以前は、行ってあげてほしいと願ったけれど、今はそういう期待は持っていない。私の問題ではなく、母と弟妹との関係なのだから、私は私なりに、他の人達は、その人なりの事情があり、愛情があり、気持ちに従って、行動しているのだから。

 母だって、別に来てもらいたいと思っていない。忙しいのだから、来なくて良いと思っているだろう。母は子供達を、そのような大人になるように育てたのだから、母が今受け止めている事は、母と父の、子育て教育の結果なのだ。

 私は、私なりに、他の人達は、その人達なりに、で良いのだと思っている。

私が気をもむ必要なく、母は、母の人生を考え、精一杯生きているのだ。規則正しい生活のお陰で、暴飲暴食に走らないお陰で、リウマチ炎症の数値は、順調に下がっている。身体は健康になっている。頭は益々呆けていく。ストレスがないので、長生きの秘訣を手に入れているようなもの。

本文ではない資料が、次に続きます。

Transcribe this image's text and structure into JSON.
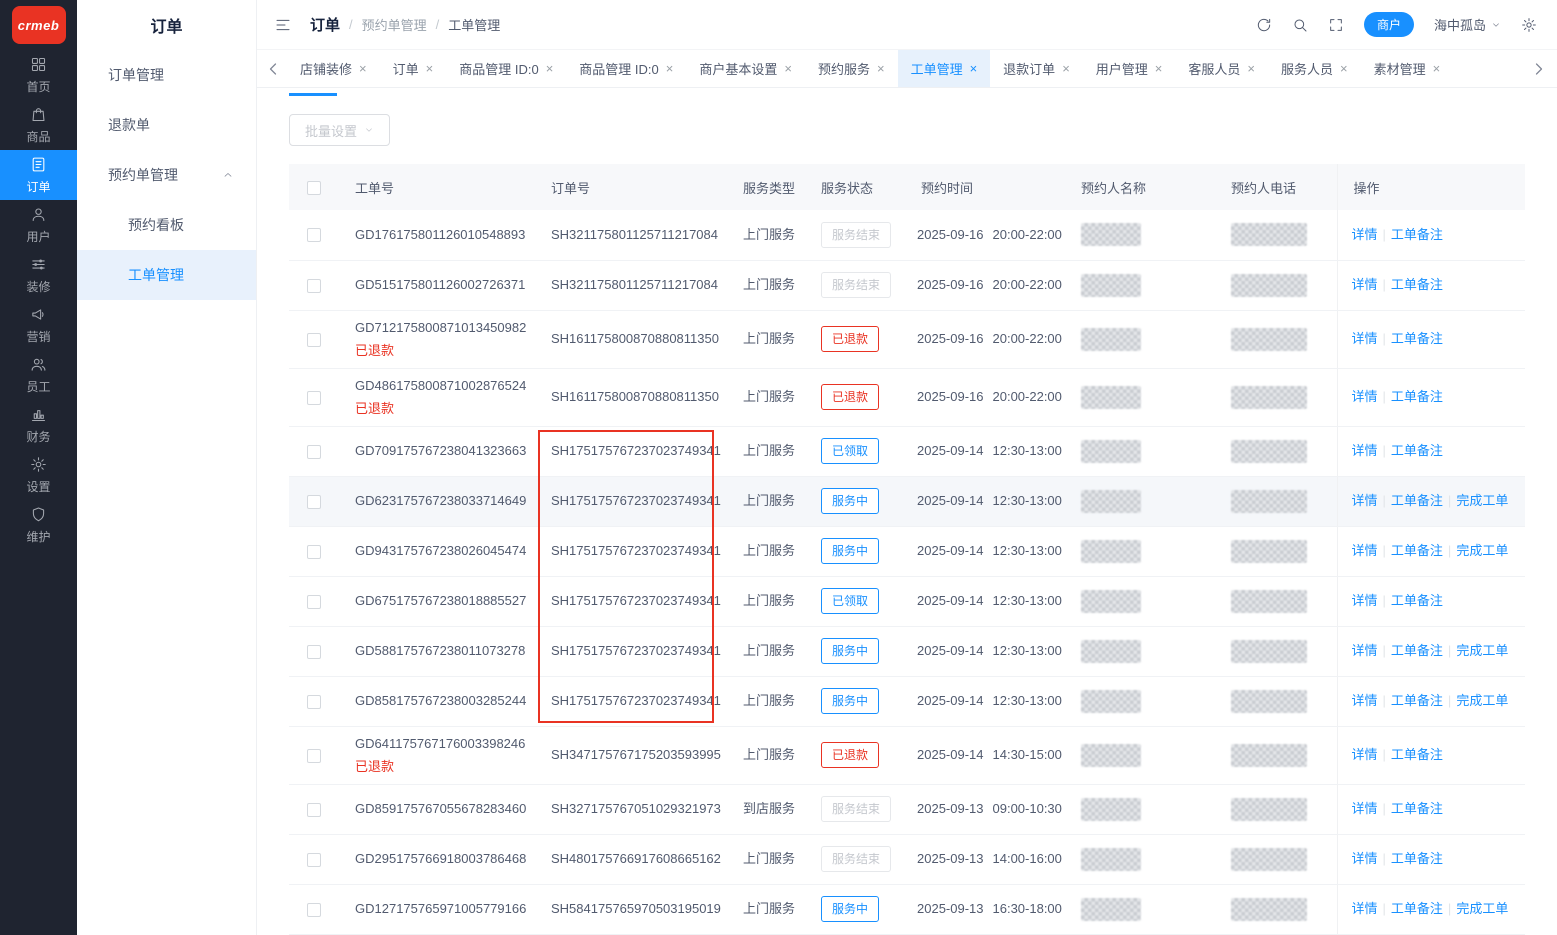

怪我をしないように、転ばないように、気をつける事が肝心だ。死にたくない、と母が願っているのだから、生きる、生き続ける希望を抱いている。つまりは、幸せなのだ。

今日も、母が好きな「神戸屋」に連れて行った。

母は、他者への垣根を取り払ってしまっているので、自由人とも言える。交差点で横にいる外国人を見て、

「あれ、外国人やった。かっこいいわね。背が高くて、さすが外人さん。」

母は、あからさまに、その人を見て、笑顔を見せる。外人さんは、嬉しそうな笑顔で返してくる。二人の間に関係が生まれる。

神戸屋に入り、小さな子供を見ると、可愛い、可愛いの連発で、その子から目を離さない。手を振ったり、あやしたり。その家族が席を立ち、母に挨拶して、レジに行くまで、子供にずっと手を振っている。最後の最後、子供の姿が消えるまで、母は振り返って、手を振っていた。

モザイクのような、出来ごとの、組み合わせは、母の生きがいを形成している。